There is no legal bar to convicting on the uncorroborated evidence of a single witness. However, one of the challenges for the prosecution in this particular case was that the allegations against Ghomeshi were supported by nothing in addition to the complainant’s word. There was no other evidence to look to determine the truth. There was no tangible evidence. There was no DNA. There was no "smoking gun". There was only the sworn evidence of each complainant, standing on its own, to be measured against a very exacting standard of proof. This highlights the importance of the assessment of the credibility and the reliability and the overall quality, of their individual testimonies. 
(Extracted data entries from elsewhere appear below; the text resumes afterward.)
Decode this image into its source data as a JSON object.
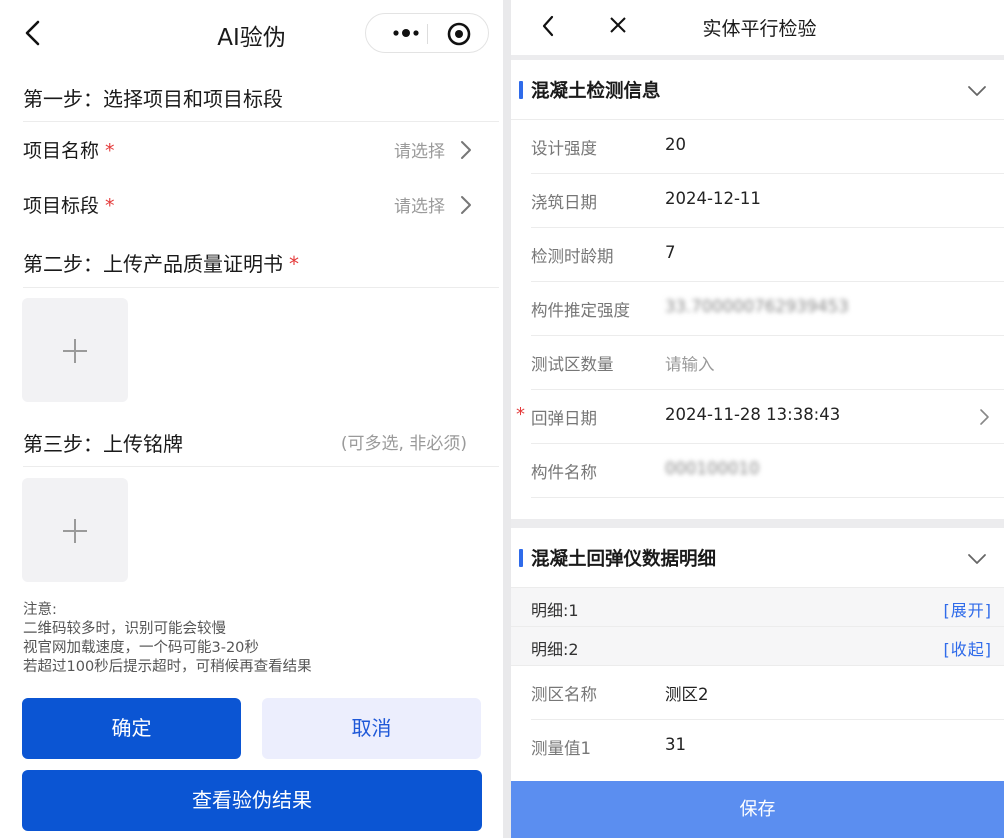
{
  "left": {
    "title": "AI验伪",
    "step1": "第一步：选择项目和项目标段",
    "fields": [
      {
        "label": "项目名称",
        "placeholder": "请选择"
      },
      {
        "label": "项目标段",
        "placeholder": "请选择"
      }
    ],
    "required_mark": "*",
    "step2": "第二步：上传产品质量证明书",
    "step3": "第三步：上传铭牌",
    "step3_hint": "(可多选, 非必须)",
    "notes": [
      "注意:",
      "二维码较多时，识别可能会较慢",
      "视官网加载速度，一个码可能3-20秒",
      "若超过100秒后提示超时，可稍候再查看结果"
    ],
    "confirm_label": "确定",
    "cancel_label": "取消",
    "view_result_label": "查看验伪结果"
  },
  "right": {
    "title": "实体平行检验",
    "section1_title": "混凝土检测信息",
    "fields": [
      {
        "label": "设计强度",
        "value": "20"
      },
      {
        "label": "浇筑日期",
        "value": "2024-12-11"
      },
      {
        "label": "检测时龄期",
        "value": "7"
      },
      {
        "label": "构件推定强度",
        "value": "33.700000762939453"
      },
      {
        "label": "测试区数量",
        "value": "请输入"
      },
      {
        "label": "回弹日期",
        "value": "2024-11-28 13:38:43"
      },
      {
        "label": "构件名称",
        "value": "000100010"
      }
    ],
    "required_mark": "*",
    "section2_title": "混凝土回弹仪数据明细",
    "details": [
      {
        "label": "明细:1",
        "action": "[展开]"
      },
      {
        "label": "明细:2",
        "action": "[收起]"
      }
    ],
    "detail_fields": [
      {
        "label": "测区名称",
        "value": "测区2"
      },
      {
        "label": "测量值1",
        "value": "31"
      }
    ],
    "save_label": "保存"
  },
  "colors": {
    "primary": "#0b55d3",
    "secondary_bg": "#eceefd",
    "accent": "#2f6bea",
    "save_bg": "#5b8ef0",
    "required": "#e43a3a"
  }
}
During the trial, each complainant recounted her experience with Ghomeshi and was then subjected to extensive and revealing cross-examination. The cross-examination dramatically demonstrated that each complainant was less than full, frank and forthcoming in the information they provided to the media, to the police, to Crown counsel and to the judge hearing the evidence.

 Ultimately the judge’s assessment of each of the counts against the accused turned entirely on the assessment of the reliability and credibility of the complainants, when measured against the Crown’s burden of proof. With respect to each charge, the only necessary determination was simply this: Does the evidence have sufficient quality and force to establish the accused’s guilt beyond a reasonable doubt?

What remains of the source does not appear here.